With Schools Deemed Low-Risk for Covid, One State Urges a Return to Hybrid Learning

About 60,000 students have participated in some in-person learning in Delaware since the start of the school year. Less than 600 have tested positive for Covid-19.

About 60,000 students have participated in some in-person learning in Delaware since the start of the school year. Less than 600 have tested positive for Covid-19. Shutterstock

 

Connecting state and local government leaders

Delaware Gov. John Carney asked schools to resume at least some in-person instruction by Monday, saying that state health data showed that schools have not been significant sources of infection.

Officials in Delaware are urging schools to return to a blend of virtual and in-person learning by Monday following a four-week “pause” where educators were permitted to shift to entirely remote classes.

“As we have said many times, we do not believe there is a public health reason to close schools,” Gov. John Carney, a Democrat, said in a letter sent Tuesday to parents and school employees. “We have spent the past four weeks helping schools try to address the operational challenges they are experiencing. And we can all agree that students learn best when they’re in school.”

During the break, educators and administrators told state officials that they needed “more transparent and reliable communication about the conditions in their schools” to feel safe returning to in-person instruction.

In response, Carney said, officials reassessed privacy laws and then “dramatically expanded” the school-based Covid-19 data available on the state’s tracking dashboard. Updates include the number of coronavirus cases by school district and the rate of contagious cases in schools each week, defined as students or employees who were in school buildings within 48 hours before testing positive for Covid-19.

Schools in the state have been required to report positive Covid-19 cases to students and their families since the beginning of the school year, but until now the Division of Public Health had only released state-level data. The new dashboard enhances that by drilling down to school districts, but not to individual schools, a level of specificity that officials said is still precluded by privacy laws. The data will be updated weekly, Carney said.

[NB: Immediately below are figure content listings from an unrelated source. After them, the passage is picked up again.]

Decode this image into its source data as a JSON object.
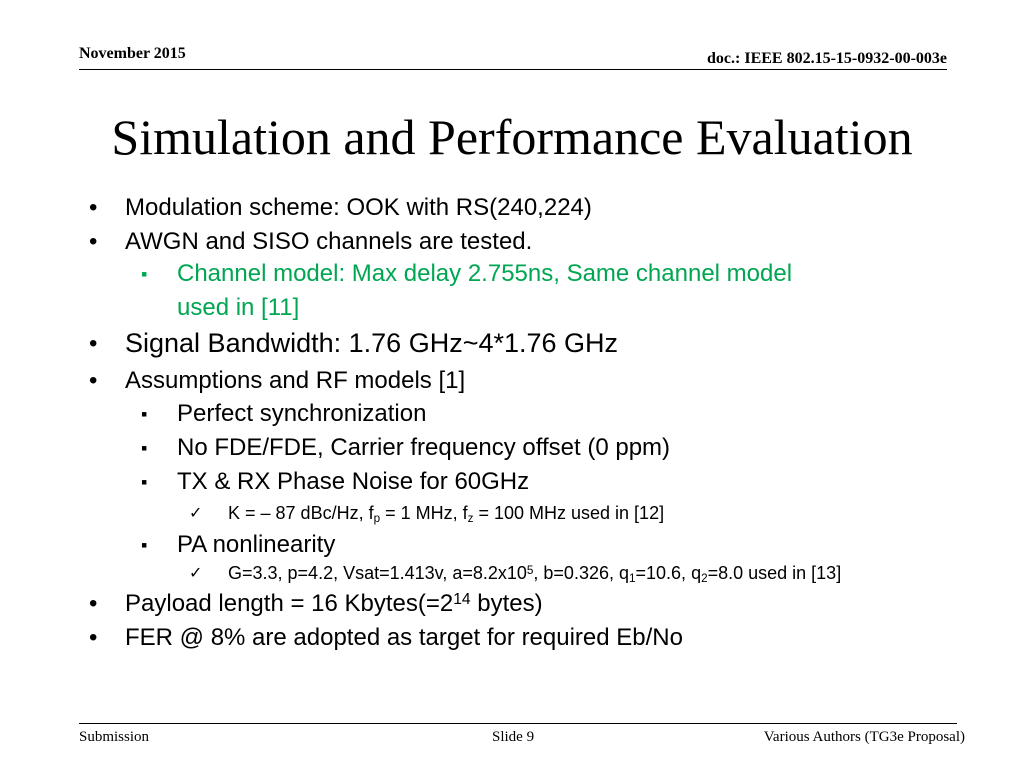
{
  "header": {
    "date": "November 2015",
    "doc_id": "doc.: IEEE 802.15-15-0932-00-003e"
  },
  "title": "Simulation and Performance Evaluation",
  "markers": {
    "level1": "•",
    "level2": "▪",
    "level3": "✓"
  },
  "bullets": {
    "modulation": "Modulation scheme: OOK with RS(240,224)",
    "awgn": "AWGN and SISO channels are tested.",
    "channel_model_line1": "Channel model: Max delay 2.755ns, Same channel model",
    "channel_model_line2": "used in [11]",
    "bandwidth": "Signal Bandwidth: 1.76 GHz~4*1.76 GHz",
    "assumptions": "Assumptions and RF models [1]",
    "sync": "Perfect synchronization",
    "fde": "No FDE/FDE, Carrier frequency offset (0 ppm)",
    "phase_noise": "TX & RX Phase Noise for 60GHz",
    "phase_noise_detail": {
      "part1": "K = – 87 dBc/Hz, f",
      "sub_p": "p",
      "part2": " = 1 MHz, f",
      "sub_z": "z",
      "part3": " = 100 MHz  used in [12]"
    },
    "pa": "PA nonlinearity",
    "pa_detail": {
      "part1": "G=3.3, p=4.2, Vsat=1.413v, a=8.2x10",
      "sup_5": "5",
      "part2": ", b=0.326, q",
      "sub_1": "1",
      "part3": "=10.6, q",
      "sub_2": "2",
      "part4": "=8.0 used in [13]"
    },
    "payload": {
      "part1": "Payload length = 16 Kbytes(=2",
      "sup_14": "14",
      "part2": " bytes)"
    },
    "fer": "FER @ 8% are adopted as target for required Eb/No"
  },
  "footer": {
    "left": "Submission",
    "center": "Slide 9",
    "right": "Various Authors (TG3e Proposal)"
  },
  "colors": {
    "text": "#000000",
    "highlight": "#00a651",
    "background": "#ffffff"
  }
}
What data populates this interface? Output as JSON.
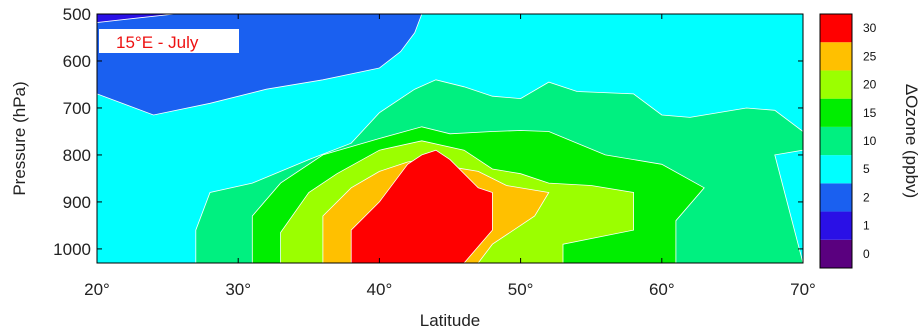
{
  "chart_data": {
    "type": "heatmap",
    "subtype": "filled-contour",
    "title": "",
    "xlabel": "Latitude",
    "ylabel": "Pressure (hPa)",
    "xlim": [
      20,
      70
    ],
    "ylim": [
      500,
      1030
    ],
    "y_inverted": true,
    "x_ticks": [
      {
        "value": 20,
        "label": "20°"
      },
      {
        "value": 30,
        "label": "30°"
      },
      {
        "value": 40,
        "label": "40°"
      },
      {
        "value": 50,
        "label": "50°"
      },
      {
        "value": 60,
        "label": "60°"
      },
      {
        "value": 70,
        "label": "70°"
      }
    ],
    "y_ticks": [
      {
        "value": 500,
        "label": "500"
      },
      {
        "value": 600,
        "label": "600"
      },
      {
        "value": 700,
        "label": "700"
      },
      {
        "value": 800,
        "label": "800"
      },
      {
        "value": 900,
        "label": "900"
      },
      {
        "value": 1000,
        "label": "1000"
      }
    ],
    "annotation": "15°E - July",
    "colorbar": {
      "label": "ΔOzone (ppbv)",
      "levels": [
        {
          "label": "0",
          "color": "#5a007f"
        },
        {
          "label": "1",
          "color": "#2a10e6"
        },
        {
          "label": "2",
          "color": "#1a60f0"
        },
        {
          "label": "5",
          "color": "#00ffff"
        },
        {
          "label": "10",
          "color": "#00f080"
        },
        {
          "label": "15",
          "color": "#00ee00"
        },
        {
          "label": "20",
          "color": "#9bff00"
        },
        {
          "label": "25",
          "color": "#ffc000"
        },
        {
          "label": "30",
          "color": "#ff0000"
        }
      ]
    },
    "regions": [
      {
        "level": "5-10",
        "color": "#00ffff",
        "polygon": [
          [
            20,
            500
          ],
          [
            70,
            500
          ],
          [
            70,
            1030
          ],
          [
            20,
            1030
          ]
        ]
      },
      {
        "level": "2-5",
        "color": "#1a60f0",
        "polygon": [
          [
            20,
            500
          ],
          [
            43,
            500
          ],
          [
            42.5,
            540
          ],
          [
            41.5,
            580
          ],
          [
            40,
            615
          ],
          [
            36,
            640
          ],
          [
            32,
            660
          ],
          [
            28,
            690
          ],
          [
            24,
            715
          ],
          [
            20,
            670
          ]
        ]
      },
      {
        "level": "1-2",
        "color": "#2a10e6",
        "polygon": [
          [
            20,
            500
          ],
          [
            25.5,
            500
          ],
          [
            23,
            508
          ],
          [
            20,
            518
          ]
        ]
      },
      {
        "level": "10-15",
        "color": "#00f080",
        "polygon": [
          [
            27,
            1030
          ],
          [
            27,
            960
          ],
          [
            28,
            880
          ],
          [
            31,
            860
          ],
          [
            35,
            810
          ],
          [
            38,
            775
          ],
          [
            40,
            710
          ],
          [
            42.5,
            660
          ],
          [
            44,
            640
          ],
          [
            46,
            655
          ],
          [
            48,
            675
          ],
          [
            50,
            680
          ],
          [
            52,
            645
          ],
          [
            54,
            665
          ],
          [
            58,
            670
          ],
          [
            60,
            715
          ],
          [
            62,
            720
          ],
          [
            66,
            700
          ],
          [
            68,
            705
          ],
          [
            70,
            750
          ],
          [
            70,
            790
          ],
          [
            68,
            800
          ],
          [
            70,
            1030
          ]
        ]
      },
      {
        "level": "15-20",
        "color": "#00ee00",
        "polygon": [
          [
            31,
            1030
          ],
          [
            31,
            930
          ],
          [
            33,
            860
          ],
          [
            36,
            800
          ],
          [
            40,
            765
          ],
          [
            43,
            740
          ],
          [
            45,
            755
          ],
          [
            48,
            750
          ],
          [
            50,
            748
          ],
          [
            52,
            750
          ],
          [
            56,
            800
          ],
          [
            60,
            820
          ],
          [
            63,
            870
          ],
          [
            61,
            940
          ],
          [
            61,
            1030
          ]
        ]
      },
      {
        "level": "20-25",
        "color": "#9bff00",
        "polygon": [
          [
            33,
            1030
          ],
          [
            33,
            965
          ],
          [
            35,
            880
          ],
          [
            37,
            840
          ],
          [
            40,
            790
          ],
          [
            43,
            770
          ],
          [
            46,
            790
          ],
          [
            48,
            830
          ],
          [
            50,
            840
          ],
          [
            52,
            860
          ],
          [
            55,
            865
          ],
          [
            58,
            880
          ],
          [
            58,
            960
          ],
          [
            53,
            990
          ],
          [
            53,
            1030
          ]
        ]
      },
      {
        "level": "25-30",
        "color": "#ffc000",
        "polygon": [
          [
            36,
            1030
          ],
          [
            36,
            930
          ],
          [
            38,
            870
          ],
          [
            40,
            835
          ],
          [
            42,
            815
          ],
          [
            43,
            810
          ],
          [
            45,
            825
          ],
          [
            47,
            835
          ],
          [
            49,
            865
          ],
          [
            52,
            880
          ],
          [
            51,
            930
          ],
          [
            48,
            990
          ],
          [
            47,
            1030
          ]
        ]
      },
      {
        "level": ">30",
        "color": "#ff0000",
        "polygon": [
          [
            38,
            1030
          ],
          [
            38,
            960
          ],
          [
            40,
            900
          ],
          [
            42,
            820
          ],
          [
            43,
            800
          ],
          [
            44,
            790
          ],
          [
            45,
            810
          ],
          [
            47,
            870
          ],
          [
            48,
            880
          ],
          [
            48,
            960
          ],
          [
            46,
            1030
          ]
        ]
      }
    ]
  }
}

Since the beginning of the school year, roughly 60,000 students in Delaware have participated in some form of in-person learning. The state's data shows that 579 students and 546 teachers have tested positive for Covid-19 in that timeframe. From Dec. 26 to Jan. 1, 16 students and 17 staff members were contagious while at school, according to the dashboard, which notes that “the source of infection of these cases cannot be attributed to schools, nor is it known that they are the source of infection to others in schools.” 

Data from state epidemiologists “shows that the vast majority of cases affecting students and staff originated outside of the school building,” Carney said. “The few cases thought to result from in-school spread are frequently observed to be in settings where mask-wearing was not consistently practiced.”

In general, schools have not been found to contribute greatly to community spread of Covid-19. A federal study of schools in Mississippi concluded that lack of consistent mask use and “gatherings with persons outside the household” were the greatest drivers of infection among minors, while “attending school or child care was not associated” with testing positive for the virus. 

“In Delaware, our epidemiologists have seen the same thing,” Carney wrote. “It’s a testament to the hard work of students, educators and staff that the number of Covid-positive students and staff is so low.”

Carney’s letter outlined three options for school districts, including a total return to hybrid learning (his preference), keeping high schools remote while shifting elementary and middle schools to a hybrid model, or moving only high-risk students—including kids with special needs, English learners and low-income pupils—to hybrid instruction while keeping everyone else remote. 

Those options are only recommendations, meaning final control remains at the local level. In a statement, the head of Delaware’s largest teachers’ union encouraged school leaders to consider the wide-ranging effects of community spread on in-person learning when making those decisions.

“With infection rates increasing we have seen how the rate of teachers needing to quarantine and the lack of substitutes is affecting in-person learning. We do not believe that environment better serves our students than a consistent remote instruction would,” said Stephanie Ingram, president of the Delaware State Education Association.

“We are asking school boards and superintendents to take a hard look at the spread in their communities, carefully consider future operational challenges, and work closely and collaboratively with their local unions before determining if bringing students back into school buildings is the best choice for their district," Ingram added. "If there is doubt, we ask that schools remain in the remote setting for the safety of staff and students.”